Условия диктовала она, но теперь преимущество у меня: та переписка, которую она разом стерла из своего мессенджера, у меня осталась, отныне я ее единственный обладатель. Перечитываю и диву даюсь: там целый мир, целый язык. Поразительно, насколько быстро мы сблизились и как разом (по ее воле, конечно) отдалились, стали чужими, как будто последние полтора года были сном. Еще год назад мне пришло в голову, что мы на самом деле ничего не знаем о повседневной жизни друг друга, предпочитая выставлять напоказ как бы ее фейсбучный вариант. С тех пор эта мысль неотвязна: я совсем не знаю, кто такая Вероника, не понимаю ее психологию, а если и понимаю, то лишь в те минуты, когда ненавижу. Может, потому, что ненависти свойственно упрощение, а в упрощении есть своя правда. И все же мгновенная ясность ярости мало что дает: взгляд как будто проясняется, но тут же затуманивается ревностью. Я давно уже заметил, что не могу перестать ревновать Веронику ко всем и вся – кроме ее мужа Ричарда. Прежде со мной такого не случалось. Не то чтобы раньше я совсем не был ревнив. Но, скажем, Лену не ревновал никогда. А тут уж как-то чересчур, как будто эта любовь определяет себя исключительно через ревность, как у детей: хочется, чтобы Вероника все время была со мной, и только со мной. Правда же в том, что она досталась мне не по праву; что у меня никогда не было на нее никаких прав. И эта очевидная неправомерность моих претензий («неправомерность», говоришь? адвокатишка не дремлет!) только подстегивает мою обиду. После разрыва мне хотелось причинить ей боль, отомстить молчанием еще более упорным, внезапным и безразличным, чем ее молчание. Но это было, по-видимому, невозможно.

Итак, в наших прежних отношениях я изображал улучшенного себя. А какую роль в таком случае играла Вероника? Возможно, все дело в том, что это была именно та роль, которую в других отношениях неоднократно играл я сам. Узнаешь, Дэмиен? Она – это ты. Воистину близнец. Ее правда и твоя ложь – близнецы. Так тебе и надо. Это – справедливое возмездие за то, как ты обошелся со своей женой Леной. А как я обошелся с Леной? Разве она любила меня больше, чем я ее? Может, и любила. Но ведь и я любил когда-то Лену. Или мы просто держались друг друга так, как людям нашего происхождения и нашего круга свойственно держаться за любую стабильность, даже самую неподходящую?
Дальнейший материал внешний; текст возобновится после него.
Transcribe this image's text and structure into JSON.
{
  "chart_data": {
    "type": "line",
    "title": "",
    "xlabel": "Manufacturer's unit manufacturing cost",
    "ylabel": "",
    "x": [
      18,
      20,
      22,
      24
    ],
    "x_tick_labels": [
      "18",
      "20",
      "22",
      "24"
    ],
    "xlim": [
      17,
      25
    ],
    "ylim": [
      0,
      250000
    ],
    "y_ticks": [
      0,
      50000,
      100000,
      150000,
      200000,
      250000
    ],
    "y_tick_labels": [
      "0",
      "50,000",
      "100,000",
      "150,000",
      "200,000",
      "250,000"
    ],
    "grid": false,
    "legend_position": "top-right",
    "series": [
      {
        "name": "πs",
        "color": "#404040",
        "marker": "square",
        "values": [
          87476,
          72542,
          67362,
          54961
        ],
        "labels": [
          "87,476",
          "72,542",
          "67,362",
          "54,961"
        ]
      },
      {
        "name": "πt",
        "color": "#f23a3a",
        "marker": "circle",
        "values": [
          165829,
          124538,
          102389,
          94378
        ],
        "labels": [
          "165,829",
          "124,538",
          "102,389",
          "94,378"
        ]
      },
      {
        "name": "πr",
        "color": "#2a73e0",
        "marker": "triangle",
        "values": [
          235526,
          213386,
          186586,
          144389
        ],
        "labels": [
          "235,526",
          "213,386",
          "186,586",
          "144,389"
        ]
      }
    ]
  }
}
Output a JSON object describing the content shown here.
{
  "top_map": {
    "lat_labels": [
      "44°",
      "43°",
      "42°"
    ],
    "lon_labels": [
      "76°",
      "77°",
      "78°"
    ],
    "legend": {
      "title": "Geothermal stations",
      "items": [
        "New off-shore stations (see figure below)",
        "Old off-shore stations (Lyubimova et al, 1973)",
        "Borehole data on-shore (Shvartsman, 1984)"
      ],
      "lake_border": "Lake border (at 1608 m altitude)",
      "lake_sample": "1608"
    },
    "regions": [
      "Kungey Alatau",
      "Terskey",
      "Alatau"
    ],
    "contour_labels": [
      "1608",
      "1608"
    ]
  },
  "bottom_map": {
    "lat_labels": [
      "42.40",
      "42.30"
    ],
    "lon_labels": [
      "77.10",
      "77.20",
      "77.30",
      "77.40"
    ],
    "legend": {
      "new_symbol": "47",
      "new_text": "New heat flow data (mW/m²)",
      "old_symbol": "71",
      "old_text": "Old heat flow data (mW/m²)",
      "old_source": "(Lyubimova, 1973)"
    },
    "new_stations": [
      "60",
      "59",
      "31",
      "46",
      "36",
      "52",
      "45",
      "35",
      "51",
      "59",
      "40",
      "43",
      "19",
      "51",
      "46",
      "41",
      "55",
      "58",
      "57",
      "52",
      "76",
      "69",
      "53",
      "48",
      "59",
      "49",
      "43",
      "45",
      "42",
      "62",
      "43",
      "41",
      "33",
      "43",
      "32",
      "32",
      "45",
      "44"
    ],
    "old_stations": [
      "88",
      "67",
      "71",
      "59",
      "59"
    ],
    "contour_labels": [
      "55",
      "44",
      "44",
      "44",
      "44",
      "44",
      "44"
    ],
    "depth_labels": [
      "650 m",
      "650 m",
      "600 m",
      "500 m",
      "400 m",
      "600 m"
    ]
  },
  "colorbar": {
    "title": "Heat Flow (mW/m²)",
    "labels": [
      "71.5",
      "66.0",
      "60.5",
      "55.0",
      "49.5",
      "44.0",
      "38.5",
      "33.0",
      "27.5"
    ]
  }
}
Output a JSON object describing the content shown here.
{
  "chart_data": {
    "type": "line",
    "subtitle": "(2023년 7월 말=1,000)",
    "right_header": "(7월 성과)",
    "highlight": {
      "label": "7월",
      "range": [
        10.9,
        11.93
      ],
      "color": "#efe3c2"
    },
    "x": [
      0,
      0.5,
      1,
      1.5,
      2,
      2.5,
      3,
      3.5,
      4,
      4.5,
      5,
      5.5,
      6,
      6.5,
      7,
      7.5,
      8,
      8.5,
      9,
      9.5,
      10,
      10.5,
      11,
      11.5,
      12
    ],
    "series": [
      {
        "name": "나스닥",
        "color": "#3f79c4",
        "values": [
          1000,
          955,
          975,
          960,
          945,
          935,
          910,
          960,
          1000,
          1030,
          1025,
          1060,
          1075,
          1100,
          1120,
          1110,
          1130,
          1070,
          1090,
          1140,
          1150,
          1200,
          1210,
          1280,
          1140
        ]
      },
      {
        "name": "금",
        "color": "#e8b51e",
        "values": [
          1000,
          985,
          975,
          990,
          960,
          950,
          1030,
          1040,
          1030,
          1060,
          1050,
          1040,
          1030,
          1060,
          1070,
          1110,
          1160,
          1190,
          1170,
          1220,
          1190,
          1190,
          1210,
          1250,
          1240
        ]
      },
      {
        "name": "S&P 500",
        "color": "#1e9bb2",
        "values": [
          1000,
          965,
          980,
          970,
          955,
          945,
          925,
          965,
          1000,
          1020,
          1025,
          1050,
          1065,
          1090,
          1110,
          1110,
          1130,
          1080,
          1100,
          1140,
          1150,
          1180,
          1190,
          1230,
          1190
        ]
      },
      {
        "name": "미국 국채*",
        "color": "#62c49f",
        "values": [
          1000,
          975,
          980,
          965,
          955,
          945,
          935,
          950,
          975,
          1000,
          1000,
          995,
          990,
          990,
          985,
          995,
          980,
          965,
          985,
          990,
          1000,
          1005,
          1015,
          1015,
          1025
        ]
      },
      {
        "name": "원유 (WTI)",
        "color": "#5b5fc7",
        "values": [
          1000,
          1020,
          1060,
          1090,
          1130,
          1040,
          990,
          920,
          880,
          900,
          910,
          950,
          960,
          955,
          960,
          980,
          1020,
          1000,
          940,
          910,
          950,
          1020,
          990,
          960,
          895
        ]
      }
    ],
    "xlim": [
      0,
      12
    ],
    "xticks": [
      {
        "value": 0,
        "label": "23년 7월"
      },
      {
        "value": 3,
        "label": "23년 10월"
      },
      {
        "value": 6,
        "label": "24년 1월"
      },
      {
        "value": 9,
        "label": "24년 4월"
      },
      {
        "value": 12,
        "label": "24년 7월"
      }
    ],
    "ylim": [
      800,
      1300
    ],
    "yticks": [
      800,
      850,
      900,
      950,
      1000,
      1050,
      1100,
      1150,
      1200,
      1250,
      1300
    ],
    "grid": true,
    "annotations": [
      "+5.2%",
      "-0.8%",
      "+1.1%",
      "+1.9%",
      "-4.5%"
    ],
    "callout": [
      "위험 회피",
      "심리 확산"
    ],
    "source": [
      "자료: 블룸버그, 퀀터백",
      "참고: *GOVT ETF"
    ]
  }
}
Кто они такие, эти «мы», «люди нашего круга»? Конформисты. Конформизм дает нам, натурализованным гражданам мира, шанс быть успешными, быть гибкими и открытыми, способными вписаться в любые обстоятельства. Но тот, кто открыт, не может противостоять. Для меня, как для героя Фернандо Пессоа, единственный способ быть в согласии с жизнью – это не быть в согласии с самим собой. И, разумеется, дело отчасти в моем эмигрантском детстве, в почве, разом выбитой из-под ног у меня и моих родителей, в четком понимании того, что, если хоть раз оступишься, будешь падать до самого дна, мир не будет тебя ловить, ты не Сковорода. Дело в ощущении бесправности и безъязыкости, напоминающем сон, в котором ты силишься что-то сказать, открываешь рот, но не можешь издать ни звука, только глотаешь тишину. Это ощущение не покидало меня первые несколько лет жизни в Америке. И хотя мы никогда об этом не говорили, я точно знаю, что у Лены оно тоже было, а теперь передалось по наследству нашему сыну Эндрю.